Pelas lentes do antropólogo

Eduardo Viveiros de Castro, um dos antropólogos mais importantes da atualidade, sugere questionamentos sobre a figura do indígena brasileiro. Ele provoca: “todo mundo é índio no Brasil, exceto quem não é. A gente sabe muito bem os que não são. A gente não sabe é quem é”.

Em exibição até o mês de novembro no SESC Ipiranga, a exposição Variações do corpo selvagem é a primeira exposição fotográfica solo de Viveiros. E na função ideal de um bom título, o nome da exibição já antecipa o que o visitante pode encontrar. A mostra sugere, ao expectador atento, registros do que existe de selva no brasileiro e, quando se fala em brasileiro, fala-se de todos nós, um detalhe importante muitas vezes esquecido.

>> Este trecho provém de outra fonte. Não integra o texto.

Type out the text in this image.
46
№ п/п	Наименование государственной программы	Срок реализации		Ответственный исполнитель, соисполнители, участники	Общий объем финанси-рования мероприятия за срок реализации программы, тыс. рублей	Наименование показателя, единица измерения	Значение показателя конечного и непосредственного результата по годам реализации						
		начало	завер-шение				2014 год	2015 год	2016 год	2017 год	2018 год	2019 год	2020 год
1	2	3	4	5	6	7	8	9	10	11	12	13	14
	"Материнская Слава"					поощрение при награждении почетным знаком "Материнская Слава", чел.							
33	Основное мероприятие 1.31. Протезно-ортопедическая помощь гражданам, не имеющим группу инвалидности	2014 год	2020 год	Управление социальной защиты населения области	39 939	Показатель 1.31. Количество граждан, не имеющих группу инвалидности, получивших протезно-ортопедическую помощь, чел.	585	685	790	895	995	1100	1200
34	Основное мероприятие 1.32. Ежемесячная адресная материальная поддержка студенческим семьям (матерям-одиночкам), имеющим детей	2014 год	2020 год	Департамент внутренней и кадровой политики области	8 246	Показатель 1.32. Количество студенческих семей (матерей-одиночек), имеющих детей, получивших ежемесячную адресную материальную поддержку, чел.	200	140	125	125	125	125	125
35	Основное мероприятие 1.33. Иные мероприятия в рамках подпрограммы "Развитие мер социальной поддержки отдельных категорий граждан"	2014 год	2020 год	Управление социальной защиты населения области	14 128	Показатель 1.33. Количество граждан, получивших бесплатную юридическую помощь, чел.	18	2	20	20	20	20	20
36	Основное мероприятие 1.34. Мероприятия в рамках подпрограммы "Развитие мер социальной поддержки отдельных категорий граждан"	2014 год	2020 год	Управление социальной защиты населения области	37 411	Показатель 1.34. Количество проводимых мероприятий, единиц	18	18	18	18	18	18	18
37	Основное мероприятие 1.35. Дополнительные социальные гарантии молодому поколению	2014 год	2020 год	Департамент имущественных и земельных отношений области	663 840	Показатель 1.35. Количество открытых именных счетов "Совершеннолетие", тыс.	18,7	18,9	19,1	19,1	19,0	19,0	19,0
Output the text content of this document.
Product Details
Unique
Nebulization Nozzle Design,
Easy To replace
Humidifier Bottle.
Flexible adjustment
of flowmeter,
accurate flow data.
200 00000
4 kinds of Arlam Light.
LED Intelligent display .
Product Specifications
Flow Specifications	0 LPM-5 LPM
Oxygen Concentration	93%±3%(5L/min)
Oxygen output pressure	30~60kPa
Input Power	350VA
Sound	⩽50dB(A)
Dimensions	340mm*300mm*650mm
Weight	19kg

As imagens são feitas aos padrões do fotojornalismo. Sem interferências na cena e nas pessoas registradas, elas transmitem o cotidiano de aldeias indígenas e figuras também indígenas deslocadas do “ambiente natural”, evidenciando a mistura de elementos culturais de uma sociedade de consumo com tradições culturais seculares nas vestimentas e costumes desses indivíduos.

Idealizada pela curadoria de Eduardo Sterzi e Verônica Stigger, a exposição exibe fotografias exclusivas do acervo pessoal de Viveiros e revela, até para a surpresa feliz do fotógrafo, um recorde ainda incipiente do que seria o campo temático das pesquisas do etnógrafo em seu início de carreira, quando a maioria dos cliques foram feitos.

Viveiros de Castro percebeu na curadoria feita para Variações do corpo selvagem um encaixe pertinente entre sua produção textual, sobre a estética do corpo modificado e significador nas cosmologias ameríndias, e as fotografias despretensiosas tiradas ainda nas suas primeiras pesquisas em campo.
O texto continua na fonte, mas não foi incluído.